Di fronte al jobs act non basta la mediazione sindacale classica. I processi di sfruttamento non investono esclusivamente il posto di lavoro, ma si estendono alla vita in generale e al suo dispiegarsi in una società sempre più attraversata da dispositivi di sussunzione e di messa a valore delle capacità cognitive e di neutralizzazione delle possibilità di relazione. Eppure oggi c’è una generazione che preme alle porte del mondo, è una generazione altamente scolarizzata, composta di giovani in grado di reinventarsi continuamente nei contesti lavorativi a più alto tasso di ricattabilità, disposta ad attraversare lunghi periodi di disoccupazione e a resistere a una società in cui è sempre più difficile trovare spazi di cittadinanza. Il neoliberismo conosce benissimo le capacità di questo soggetto così frammentato ed eterogeneo e isola ogni singolo individuo costruendo percorsi differenziati di sfruttamento e alienazione che impediscono la socializzazione del disagio e la costruzione collettiva di percorsi di messa in discussione dei rapporti di produzione.
Lo sciopero sociale è un momento di rottura, è l’inizio di un percorso di riappropriazione. In un momento in cui la vita stessa è messa a lavoro e il prodotto di una moltitudine precaria caratterizzata da grandi capacità creative è funzionale ad un sistema che non riconosce neanche la cittadinanza sociale dei singoli individui, questi incrociano le braccia e si riprendono il loro tempo. Non è lo sciopero classico, contro il padrone nel posto di lavoro, che detta le condizioni comuni dello sfruttamento costruendo contemporaneamente il proprio nemico. È uno sciopero meticcio, variegato, eterogeneo, che comprende precari, lavoratori della conoscenza, studenti, migranti, lavoratori autonomi a partita iva ecc.
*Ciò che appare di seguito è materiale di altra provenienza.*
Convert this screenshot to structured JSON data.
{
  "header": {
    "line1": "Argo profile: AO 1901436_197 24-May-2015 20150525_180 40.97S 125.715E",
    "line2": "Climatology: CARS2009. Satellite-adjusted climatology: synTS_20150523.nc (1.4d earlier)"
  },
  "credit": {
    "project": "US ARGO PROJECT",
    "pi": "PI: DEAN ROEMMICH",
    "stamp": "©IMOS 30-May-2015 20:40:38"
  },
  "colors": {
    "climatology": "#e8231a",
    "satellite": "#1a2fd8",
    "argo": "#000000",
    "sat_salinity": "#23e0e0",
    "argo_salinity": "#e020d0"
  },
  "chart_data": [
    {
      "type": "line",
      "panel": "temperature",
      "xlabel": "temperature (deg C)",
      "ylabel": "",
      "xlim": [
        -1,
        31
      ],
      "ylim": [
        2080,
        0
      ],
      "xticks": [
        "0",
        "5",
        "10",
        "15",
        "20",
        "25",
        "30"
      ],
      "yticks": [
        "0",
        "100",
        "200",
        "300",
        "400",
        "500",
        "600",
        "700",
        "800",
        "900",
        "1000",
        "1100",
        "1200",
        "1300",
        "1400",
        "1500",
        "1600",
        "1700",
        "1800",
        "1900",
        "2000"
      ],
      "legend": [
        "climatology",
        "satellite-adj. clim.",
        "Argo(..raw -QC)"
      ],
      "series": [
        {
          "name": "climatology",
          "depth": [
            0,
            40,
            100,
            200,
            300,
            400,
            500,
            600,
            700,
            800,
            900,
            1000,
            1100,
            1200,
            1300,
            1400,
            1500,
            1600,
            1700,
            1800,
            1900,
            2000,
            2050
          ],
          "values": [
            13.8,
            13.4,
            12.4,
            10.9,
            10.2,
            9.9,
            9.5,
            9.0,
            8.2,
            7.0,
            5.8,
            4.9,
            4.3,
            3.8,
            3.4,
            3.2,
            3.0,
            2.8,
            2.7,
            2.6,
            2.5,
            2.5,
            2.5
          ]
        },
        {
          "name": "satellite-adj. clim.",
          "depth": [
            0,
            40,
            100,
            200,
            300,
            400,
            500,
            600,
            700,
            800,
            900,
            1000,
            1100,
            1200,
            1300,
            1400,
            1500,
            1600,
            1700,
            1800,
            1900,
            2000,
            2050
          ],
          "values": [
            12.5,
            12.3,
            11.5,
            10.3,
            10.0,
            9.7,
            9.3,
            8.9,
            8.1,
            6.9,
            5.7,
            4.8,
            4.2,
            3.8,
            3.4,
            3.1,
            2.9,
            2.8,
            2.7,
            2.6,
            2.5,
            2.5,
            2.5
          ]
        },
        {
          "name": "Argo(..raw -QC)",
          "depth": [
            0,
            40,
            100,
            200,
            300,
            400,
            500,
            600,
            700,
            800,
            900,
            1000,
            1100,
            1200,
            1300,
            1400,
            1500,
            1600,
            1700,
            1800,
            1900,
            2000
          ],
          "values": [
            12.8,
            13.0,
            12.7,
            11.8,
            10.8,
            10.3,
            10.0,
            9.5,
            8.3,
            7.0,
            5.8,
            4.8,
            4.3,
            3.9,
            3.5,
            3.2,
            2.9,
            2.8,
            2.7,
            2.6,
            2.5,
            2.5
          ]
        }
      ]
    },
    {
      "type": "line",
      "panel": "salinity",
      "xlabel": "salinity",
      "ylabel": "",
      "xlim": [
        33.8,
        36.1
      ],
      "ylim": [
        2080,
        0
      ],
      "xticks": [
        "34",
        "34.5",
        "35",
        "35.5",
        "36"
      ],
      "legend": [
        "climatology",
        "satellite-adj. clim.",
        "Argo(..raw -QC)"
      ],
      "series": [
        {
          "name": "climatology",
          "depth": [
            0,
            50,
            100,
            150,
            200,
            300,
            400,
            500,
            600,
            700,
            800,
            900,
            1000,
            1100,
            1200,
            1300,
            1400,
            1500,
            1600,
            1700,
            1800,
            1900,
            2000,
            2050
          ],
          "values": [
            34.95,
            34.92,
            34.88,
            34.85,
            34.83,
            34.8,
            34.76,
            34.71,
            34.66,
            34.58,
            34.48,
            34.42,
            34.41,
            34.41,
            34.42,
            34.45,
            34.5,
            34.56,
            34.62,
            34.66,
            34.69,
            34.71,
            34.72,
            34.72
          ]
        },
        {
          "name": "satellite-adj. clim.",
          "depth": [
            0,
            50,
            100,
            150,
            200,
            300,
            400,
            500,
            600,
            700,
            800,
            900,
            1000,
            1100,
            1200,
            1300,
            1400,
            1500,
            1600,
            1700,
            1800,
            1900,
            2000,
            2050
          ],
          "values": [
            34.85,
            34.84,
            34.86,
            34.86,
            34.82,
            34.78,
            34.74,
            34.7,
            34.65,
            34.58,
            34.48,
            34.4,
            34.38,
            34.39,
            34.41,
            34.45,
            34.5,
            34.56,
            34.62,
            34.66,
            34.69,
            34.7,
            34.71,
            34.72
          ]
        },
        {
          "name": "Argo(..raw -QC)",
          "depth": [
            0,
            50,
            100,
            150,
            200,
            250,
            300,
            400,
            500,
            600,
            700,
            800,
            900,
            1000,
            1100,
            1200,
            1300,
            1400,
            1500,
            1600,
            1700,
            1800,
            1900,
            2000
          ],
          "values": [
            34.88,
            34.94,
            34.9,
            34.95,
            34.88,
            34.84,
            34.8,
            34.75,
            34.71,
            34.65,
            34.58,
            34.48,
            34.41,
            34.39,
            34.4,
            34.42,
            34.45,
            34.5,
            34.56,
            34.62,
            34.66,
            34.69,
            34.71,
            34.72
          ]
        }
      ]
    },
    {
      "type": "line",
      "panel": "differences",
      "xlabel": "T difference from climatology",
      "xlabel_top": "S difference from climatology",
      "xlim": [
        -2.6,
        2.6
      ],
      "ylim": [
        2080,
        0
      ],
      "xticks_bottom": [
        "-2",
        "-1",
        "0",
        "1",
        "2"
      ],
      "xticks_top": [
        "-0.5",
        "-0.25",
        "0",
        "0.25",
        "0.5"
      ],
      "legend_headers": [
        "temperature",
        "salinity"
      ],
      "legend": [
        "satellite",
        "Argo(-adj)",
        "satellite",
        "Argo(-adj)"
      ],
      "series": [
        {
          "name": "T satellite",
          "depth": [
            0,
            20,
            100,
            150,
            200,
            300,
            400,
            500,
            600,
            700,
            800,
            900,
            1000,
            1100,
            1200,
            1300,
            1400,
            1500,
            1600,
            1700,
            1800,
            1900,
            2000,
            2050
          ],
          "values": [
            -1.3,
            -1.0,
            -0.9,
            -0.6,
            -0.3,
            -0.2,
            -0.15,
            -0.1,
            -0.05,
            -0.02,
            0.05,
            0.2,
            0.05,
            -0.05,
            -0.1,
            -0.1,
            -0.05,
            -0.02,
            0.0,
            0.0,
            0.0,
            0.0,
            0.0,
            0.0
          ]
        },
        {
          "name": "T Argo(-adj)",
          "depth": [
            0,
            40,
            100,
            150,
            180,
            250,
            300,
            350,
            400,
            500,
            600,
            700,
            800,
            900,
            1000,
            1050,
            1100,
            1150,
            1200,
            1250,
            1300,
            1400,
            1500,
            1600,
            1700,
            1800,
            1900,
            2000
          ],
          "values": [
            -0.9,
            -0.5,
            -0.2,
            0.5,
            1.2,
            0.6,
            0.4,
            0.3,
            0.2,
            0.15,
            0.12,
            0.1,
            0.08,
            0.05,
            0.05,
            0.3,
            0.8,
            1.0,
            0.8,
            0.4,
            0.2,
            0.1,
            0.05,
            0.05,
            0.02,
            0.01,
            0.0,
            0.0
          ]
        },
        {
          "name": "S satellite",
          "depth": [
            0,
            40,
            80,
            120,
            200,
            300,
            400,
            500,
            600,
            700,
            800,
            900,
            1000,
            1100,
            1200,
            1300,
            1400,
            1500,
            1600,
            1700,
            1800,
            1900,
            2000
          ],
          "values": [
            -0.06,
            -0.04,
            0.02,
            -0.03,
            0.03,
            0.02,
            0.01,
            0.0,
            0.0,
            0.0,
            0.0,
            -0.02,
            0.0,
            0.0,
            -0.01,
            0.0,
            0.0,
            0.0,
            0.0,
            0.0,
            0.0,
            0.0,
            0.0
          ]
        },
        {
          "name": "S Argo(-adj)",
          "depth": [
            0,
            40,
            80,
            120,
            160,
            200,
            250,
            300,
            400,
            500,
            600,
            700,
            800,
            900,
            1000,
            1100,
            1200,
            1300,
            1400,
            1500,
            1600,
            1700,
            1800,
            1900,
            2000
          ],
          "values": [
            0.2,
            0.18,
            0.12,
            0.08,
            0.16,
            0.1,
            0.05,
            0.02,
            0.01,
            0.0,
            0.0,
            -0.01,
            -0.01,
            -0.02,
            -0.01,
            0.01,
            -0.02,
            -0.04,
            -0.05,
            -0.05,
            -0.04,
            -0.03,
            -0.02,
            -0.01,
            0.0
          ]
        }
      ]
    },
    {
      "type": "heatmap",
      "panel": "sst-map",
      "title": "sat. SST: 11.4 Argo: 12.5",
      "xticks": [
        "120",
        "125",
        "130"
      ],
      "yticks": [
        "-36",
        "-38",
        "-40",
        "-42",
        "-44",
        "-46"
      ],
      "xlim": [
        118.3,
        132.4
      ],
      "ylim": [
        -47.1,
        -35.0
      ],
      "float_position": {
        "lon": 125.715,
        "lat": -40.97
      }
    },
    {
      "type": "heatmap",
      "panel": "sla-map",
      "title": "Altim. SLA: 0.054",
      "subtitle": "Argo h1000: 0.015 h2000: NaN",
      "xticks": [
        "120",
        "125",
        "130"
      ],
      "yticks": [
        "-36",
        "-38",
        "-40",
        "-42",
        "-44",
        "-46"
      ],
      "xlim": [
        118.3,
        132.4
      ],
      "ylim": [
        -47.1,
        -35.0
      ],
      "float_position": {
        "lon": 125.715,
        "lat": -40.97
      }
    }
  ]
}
In Italia si sta costruendo un soggetto indisponibile al ricatto, che non fa distinzione fra lavoratori e disoccupati, cittadini e migranti, ma che non appiana le differenze in un soggetto astratto. Lo sciopero sociale parte proprio da questa eterogeneità, che è per il capitale finanziario una risorsa ma al contempo la più grande minaccia alla sua stabilità. Perché è questo soggetto quello che produce, quello che ha il più alto potenziale creativo, il vero motore del capitalismo cognitivo. Il Jobs act, anziché porre davvero la questione del mutamento del modello di produzione, della necessità di valorizzare le funzioni cognitive e di investire su questa generazione, ha degradato in forme ancor più mortifere il lavoro che c’è condannando tutti a inseguire posti di fortuna, dove per tre mesi si darà il meglio di sè con l’acqua alla gola, per poi essere nuovamente risucchiati nelle mille peripezie della vita al tempo della precarietà.
C’è un mondo di vita, di emozioni, di capacità e di continua riproduzione di valori e significati che batte alle porte del mondo e che vuole dirsi in tutte le forme del vivere sociale. È un’energia che rompe le gabbie della precarietà, che non è più contenuta dalle maglie dei ricatti e della sopravvivenza, che vuole attraversare il mondo, lo vuole riempire di passioni e di ciò che sa fare. Perché il futuro non è più arrestabile ed è questa la temporalità in cui viaggia una generazione che venerdì inizia a riprendersi tutto. Il 14 Novembre è il giorno dello sciopero sociale.